Patent ductus arteriosus (PDA), one of the more common cardiac defects present at birth, is the persistence of an opening between the pulmonary artery and aorta.
This opening is as a result of failure of the physiological fetus ductus arteriosus to close, which normally occurs soon after birth. This hole causes high-pressure oxygenated blood from the aorta to mix with oxygen-depleted blood from the pulmonary artery.
As a consequence, significant strain is placed on the heart and pressure within the pulmonary arteries is dramatically increased.
Etiology and Pathophysiology
Often, PDA has no clear-cut cause; however, it is believed that genetic and environmental factors may be involved. During fetal development, a connection between the two major arteries leaving the heart (namely, the pulmonary artery and aorta) is imperative for the fetal circulation.
The ductus arteriosus functions as a shunt to divert blood away from the fetal lungs as they develop and oxygen is acquired directly from the mother’s circulation.
This shunt closes within three days after birth, but may take longer in premature babies.
The ductus arteriosus remains open during fetal development thanks to high levels of prostaglandins and low oxygen tension in the nonfunctional pulmonary system.
The placenta is a major source of fetal prostaglandins and its removal after birth allows for the lungs to expand and become metabolically active, providing for the breakdown of most prostaglandins.
This, in combination with increased pulmonary oxygen tension in healthy full-term infants, normally causes functional closure of the ductus arteriosus within 15 hours after birth.
Several studies have suggested that PDA occurs in premature babies due to the lungs being underdeveloped and poor metabolizers of prostaglandins.
Other risk factors that may be associated with PDA is a positive family history of cardiac defects, and genetically linked conditions like Down syndrome.

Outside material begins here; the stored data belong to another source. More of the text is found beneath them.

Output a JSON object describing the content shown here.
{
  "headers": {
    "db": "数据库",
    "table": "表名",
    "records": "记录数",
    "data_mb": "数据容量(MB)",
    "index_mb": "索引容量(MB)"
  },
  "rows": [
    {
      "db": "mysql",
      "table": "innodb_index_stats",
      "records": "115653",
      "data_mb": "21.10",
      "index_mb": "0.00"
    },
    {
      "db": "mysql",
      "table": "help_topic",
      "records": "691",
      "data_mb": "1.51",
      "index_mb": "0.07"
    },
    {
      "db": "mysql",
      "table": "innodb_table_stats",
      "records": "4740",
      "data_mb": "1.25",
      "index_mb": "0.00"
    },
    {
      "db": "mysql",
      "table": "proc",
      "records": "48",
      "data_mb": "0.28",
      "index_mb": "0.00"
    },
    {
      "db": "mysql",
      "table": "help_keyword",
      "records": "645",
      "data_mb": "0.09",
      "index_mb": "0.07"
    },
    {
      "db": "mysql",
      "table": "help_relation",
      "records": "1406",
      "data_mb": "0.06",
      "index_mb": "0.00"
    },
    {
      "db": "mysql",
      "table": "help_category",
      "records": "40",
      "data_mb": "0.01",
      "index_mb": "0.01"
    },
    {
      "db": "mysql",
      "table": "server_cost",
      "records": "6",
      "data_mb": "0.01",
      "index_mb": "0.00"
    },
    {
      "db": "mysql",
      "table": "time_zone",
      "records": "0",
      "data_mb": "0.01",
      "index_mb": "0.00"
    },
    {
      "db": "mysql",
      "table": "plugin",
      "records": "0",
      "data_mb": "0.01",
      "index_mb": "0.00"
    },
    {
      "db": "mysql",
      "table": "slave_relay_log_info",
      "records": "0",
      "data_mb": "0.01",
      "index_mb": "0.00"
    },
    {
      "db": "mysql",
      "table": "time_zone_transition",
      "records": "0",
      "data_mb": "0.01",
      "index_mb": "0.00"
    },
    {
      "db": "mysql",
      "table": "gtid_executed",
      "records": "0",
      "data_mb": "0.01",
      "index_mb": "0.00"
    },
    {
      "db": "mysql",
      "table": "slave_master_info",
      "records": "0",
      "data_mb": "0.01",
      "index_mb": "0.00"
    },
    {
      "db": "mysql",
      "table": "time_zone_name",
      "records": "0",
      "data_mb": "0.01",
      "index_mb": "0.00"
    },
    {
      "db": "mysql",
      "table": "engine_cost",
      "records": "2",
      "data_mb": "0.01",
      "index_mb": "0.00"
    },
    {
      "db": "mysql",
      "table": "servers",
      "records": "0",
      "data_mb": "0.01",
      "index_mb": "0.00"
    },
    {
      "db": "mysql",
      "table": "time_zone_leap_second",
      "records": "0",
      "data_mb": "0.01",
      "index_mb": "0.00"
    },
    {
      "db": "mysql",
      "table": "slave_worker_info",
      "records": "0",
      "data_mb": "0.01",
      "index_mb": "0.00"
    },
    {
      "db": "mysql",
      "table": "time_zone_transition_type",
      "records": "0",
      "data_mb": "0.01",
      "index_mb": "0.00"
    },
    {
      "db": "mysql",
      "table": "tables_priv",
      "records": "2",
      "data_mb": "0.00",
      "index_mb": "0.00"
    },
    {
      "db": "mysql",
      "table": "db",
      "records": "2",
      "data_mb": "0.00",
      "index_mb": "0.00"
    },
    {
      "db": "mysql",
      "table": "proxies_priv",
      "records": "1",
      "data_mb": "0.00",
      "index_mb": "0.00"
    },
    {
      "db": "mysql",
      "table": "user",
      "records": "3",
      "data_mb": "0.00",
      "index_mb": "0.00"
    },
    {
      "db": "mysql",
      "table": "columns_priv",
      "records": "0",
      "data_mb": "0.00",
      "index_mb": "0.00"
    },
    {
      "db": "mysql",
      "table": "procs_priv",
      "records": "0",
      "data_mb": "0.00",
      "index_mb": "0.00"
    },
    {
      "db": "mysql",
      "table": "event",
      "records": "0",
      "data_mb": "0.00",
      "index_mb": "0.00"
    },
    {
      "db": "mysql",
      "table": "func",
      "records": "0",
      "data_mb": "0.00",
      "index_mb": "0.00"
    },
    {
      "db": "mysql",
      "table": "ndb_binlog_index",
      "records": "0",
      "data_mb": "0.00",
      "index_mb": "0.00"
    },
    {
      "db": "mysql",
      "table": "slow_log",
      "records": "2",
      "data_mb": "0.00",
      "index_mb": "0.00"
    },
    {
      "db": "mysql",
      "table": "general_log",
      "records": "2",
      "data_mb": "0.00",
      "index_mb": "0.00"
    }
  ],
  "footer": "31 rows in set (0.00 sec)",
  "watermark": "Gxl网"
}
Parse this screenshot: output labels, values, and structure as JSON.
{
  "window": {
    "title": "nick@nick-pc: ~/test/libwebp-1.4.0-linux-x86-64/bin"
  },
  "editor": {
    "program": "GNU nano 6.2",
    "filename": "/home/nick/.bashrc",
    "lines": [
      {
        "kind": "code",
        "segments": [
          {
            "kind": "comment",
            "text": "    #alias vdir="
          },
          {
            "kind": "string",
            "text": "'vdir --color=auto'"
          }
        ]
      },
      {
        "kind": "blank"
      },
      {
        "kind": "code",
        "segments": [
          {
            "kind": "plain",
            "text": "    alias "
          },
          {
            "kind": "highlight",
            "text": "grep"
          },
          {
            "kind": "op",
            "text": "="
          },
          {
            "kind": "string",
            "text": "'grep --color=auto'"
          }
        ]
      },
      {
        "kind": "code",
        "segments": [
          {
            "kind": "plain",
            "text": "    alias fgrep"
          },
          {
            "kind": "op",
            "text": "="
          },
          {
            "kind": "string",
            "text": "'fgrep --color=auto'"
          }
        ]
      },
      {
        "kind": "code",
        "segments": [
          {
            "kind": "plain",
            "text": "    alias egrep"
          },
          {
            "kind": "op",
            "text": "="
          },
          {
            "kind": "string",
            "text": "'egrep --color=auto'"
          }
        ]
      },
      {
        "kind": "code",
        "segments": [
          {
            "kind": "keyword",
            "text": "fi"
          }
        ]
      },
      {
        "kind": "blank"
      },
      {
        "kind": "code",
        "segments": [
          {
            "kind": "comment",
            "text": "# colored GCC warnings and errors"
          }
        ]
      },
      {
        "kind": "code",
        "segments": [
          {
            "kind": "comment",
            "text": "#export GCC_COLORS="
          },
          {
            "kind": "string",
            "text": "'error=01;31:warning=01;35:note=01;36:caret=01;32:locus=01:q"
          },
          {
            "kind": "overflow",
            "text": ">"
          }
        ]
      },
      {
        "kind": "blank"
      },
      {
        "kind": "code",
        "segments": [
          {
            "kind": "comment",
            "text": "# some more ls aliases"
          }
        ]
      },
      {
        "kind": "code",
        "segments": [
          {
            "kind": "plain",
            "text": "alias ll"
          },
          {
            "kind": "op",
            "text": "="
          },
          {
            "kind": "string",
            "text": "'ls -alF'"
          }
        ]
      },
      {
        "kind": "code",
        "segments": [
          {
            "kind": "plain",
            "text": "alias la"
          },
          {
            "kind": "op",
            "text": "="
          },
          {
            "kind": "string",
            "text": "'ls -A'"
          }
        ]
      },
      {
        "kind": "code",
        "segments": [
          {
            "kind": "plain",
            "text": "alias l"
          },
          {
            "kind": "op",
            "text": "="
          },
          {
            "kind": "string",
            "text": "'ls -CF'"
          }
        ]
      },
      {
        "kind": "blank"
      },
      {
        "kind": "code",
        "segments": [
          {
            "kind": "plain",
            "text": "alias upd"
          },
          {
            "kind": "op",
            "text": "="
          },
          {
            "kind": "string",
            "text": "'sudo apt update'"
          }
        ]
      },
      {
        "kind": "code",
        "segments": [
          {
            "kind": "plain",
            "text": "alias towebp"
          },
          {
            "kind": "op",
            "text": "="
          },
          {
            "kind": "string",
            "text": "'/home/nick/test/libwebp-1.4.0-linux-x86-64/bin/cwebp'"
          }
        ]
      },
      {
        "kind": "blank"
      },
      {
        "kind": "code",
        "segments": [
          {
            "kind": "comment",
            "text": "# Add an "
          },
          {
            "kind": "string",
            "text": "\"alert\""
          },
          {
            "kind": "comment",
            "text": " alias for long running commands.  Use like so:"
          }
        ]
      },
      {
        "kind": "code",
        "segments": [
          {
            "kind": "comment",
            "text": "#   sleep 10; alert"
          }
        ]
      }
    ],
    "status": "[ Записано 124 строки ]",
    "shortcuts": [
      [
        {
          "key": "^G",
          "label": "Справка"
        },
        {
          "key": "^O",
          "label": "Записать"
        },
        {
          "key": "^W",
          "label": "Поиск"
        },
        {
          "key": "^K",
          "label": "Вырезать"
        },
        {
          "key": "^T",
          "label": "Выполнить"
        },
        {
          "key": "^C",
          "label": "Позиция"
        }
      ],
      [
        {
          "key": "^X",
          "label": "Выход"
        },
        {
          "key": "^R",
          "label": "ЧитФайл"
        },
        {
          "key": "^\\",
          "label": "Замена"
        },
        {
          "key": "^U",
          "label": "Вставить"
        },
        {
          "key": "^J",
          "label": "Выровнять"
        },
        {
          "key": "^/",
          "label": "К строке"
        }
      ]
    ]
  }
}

Maternal infection with German measles during pregnancy can cause damaging effects to the fetal heart and circulatory system and put the infant at greater risk of PDA.
Studies have also shown that children born at higher altitudes have an increased susceptibility to PDA.
Usually a small PDA does not cause any significant difficulties, but larger ones may cause a wide range of problems.
One such complication is pulmonary hypertension, which can cause irreversible damage to the lungs. Eisenmenger syndrome may develop as a result of a large PDA.
This syndrome occurs when the left-to-right shunting of blood causes the pulmonary arterial pressure to build up and reach systemic levels, which subsequently causes the direction of the flow of blood to become bi-directional. It can lead to congestive heart failure and sudden death.
Heart failure in PDA develops because of an excessive workload on the heart. It enlarges so much that the heart wall is weakened, such that the heart can no longer pump blood effectively.
The prognosis in such cases is extremely poor. In addition to this, PDA can cause damage to the lining of the pulmonary artery, which increases the risk of infectious endocarditis.
PDA in premature infants may cause more serious consequences than in those born at full term. These infants may have damage to other organs such as the intestines and kidneys due to reduced perfusion in these areas and increased flow through the lungs.